A reason to change: These numbers provide a dollars-and-cents way around the deadlocked environmental and social impact debates that typically accompany dams, Bowie suggested.
Last words: “We want to provide energy planners with specific alternate suggestions to hydropower,” Bowie said.
“It’s all well and good to say: this gigawatt dam is a problem. But it’s unlikely countries are going to move away from those plans significantly until they can also meet their priorities in driving development and dealing with energy poverty.”
Western Wednesday
Bee not seen since 2006 ruled ‘endangered’

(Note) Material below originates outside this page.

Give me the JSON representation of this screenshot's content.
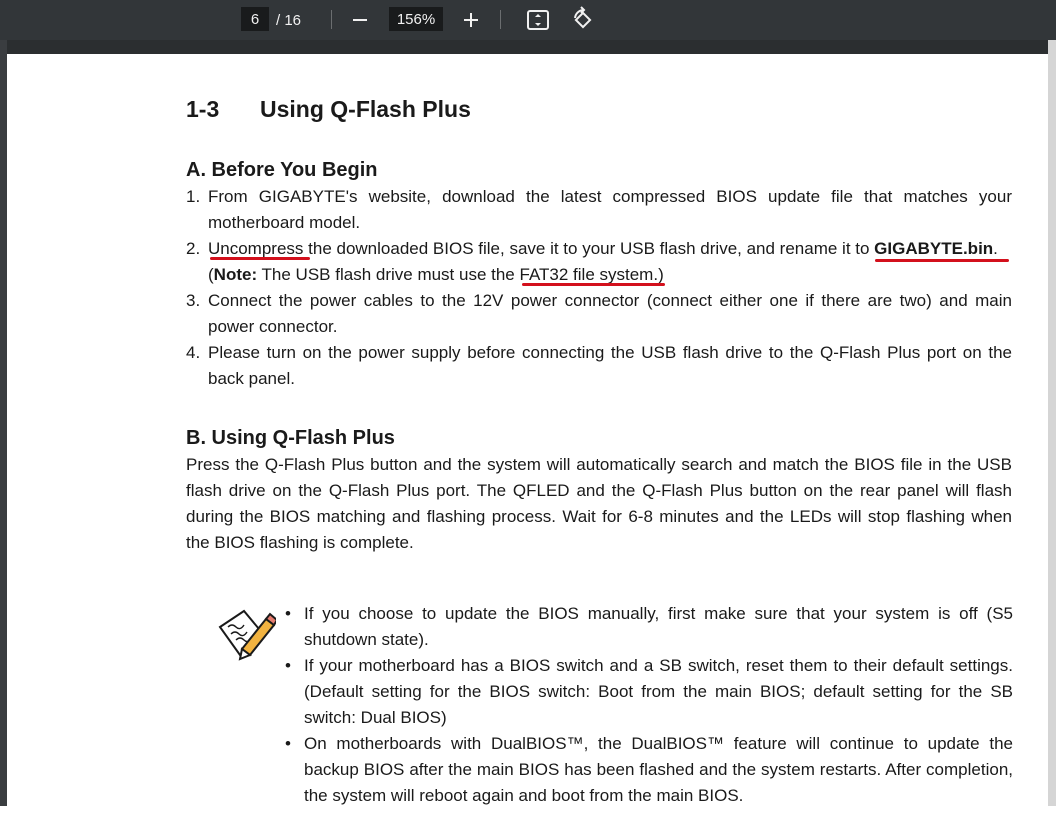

- The federal government is extending Endangered Species Act protections to a West Coast bee that hasn’t been seen in 15 years, according to E&E News.
- The Franklin’s bumblebee is both elusive in nature and flexible about habitat — and the “systematic surveys” of its habitat necessary to determine its extinction have not occurred, according to the Fish and Wildlife Service (FWS).
- And if they’re still around, they’re likely in trouble, the FWS found. “The threats to the species of pathogens, pesticides, and small population size are ongoing and rangewide,” the FWS stated.
Groundbreaking climate observatory opening in Rocky Mountains
- A “new kind of national climate observatory” is opening up at the headwaters of the Colorado River to help scientists predict rain, snowfall and stream flow that 40 million across the region depend on, according to The Associated Press (AP).
- Radar systems, balloons and cameras will help scientists investigate how the “critical interface” between land and atmospheric conditions impacts the availability of water, Alejandro Flores, a professor of hydrology at Boise State University, told the AP.
- The Colorado Basin is in a 20-year “megadrought” that — along with increased demand — led to the first-ever shortage declaration along the river in August, as we reported.
Female firefighters describe ‘hostile’ work environment, sexual harassment
- A woman who spent almost six years on the Los Angeles Board of Fire Commissioners has testified that the agency is “a very hostile work environment” for female firefighters, the Los Angeles Times reported.
- The board member, Rebecca Ninburg, cited allegations from a former firefighter that male colleagues exposed themselves to their female coworkers, according to the Times.
- Ninburg also described a lack of support for a study that would assess female experiences at the department, adding that one aide to the mayor had told her that such a study was less important than maintaining the firefighter union’s support for the mayor, the Times reported.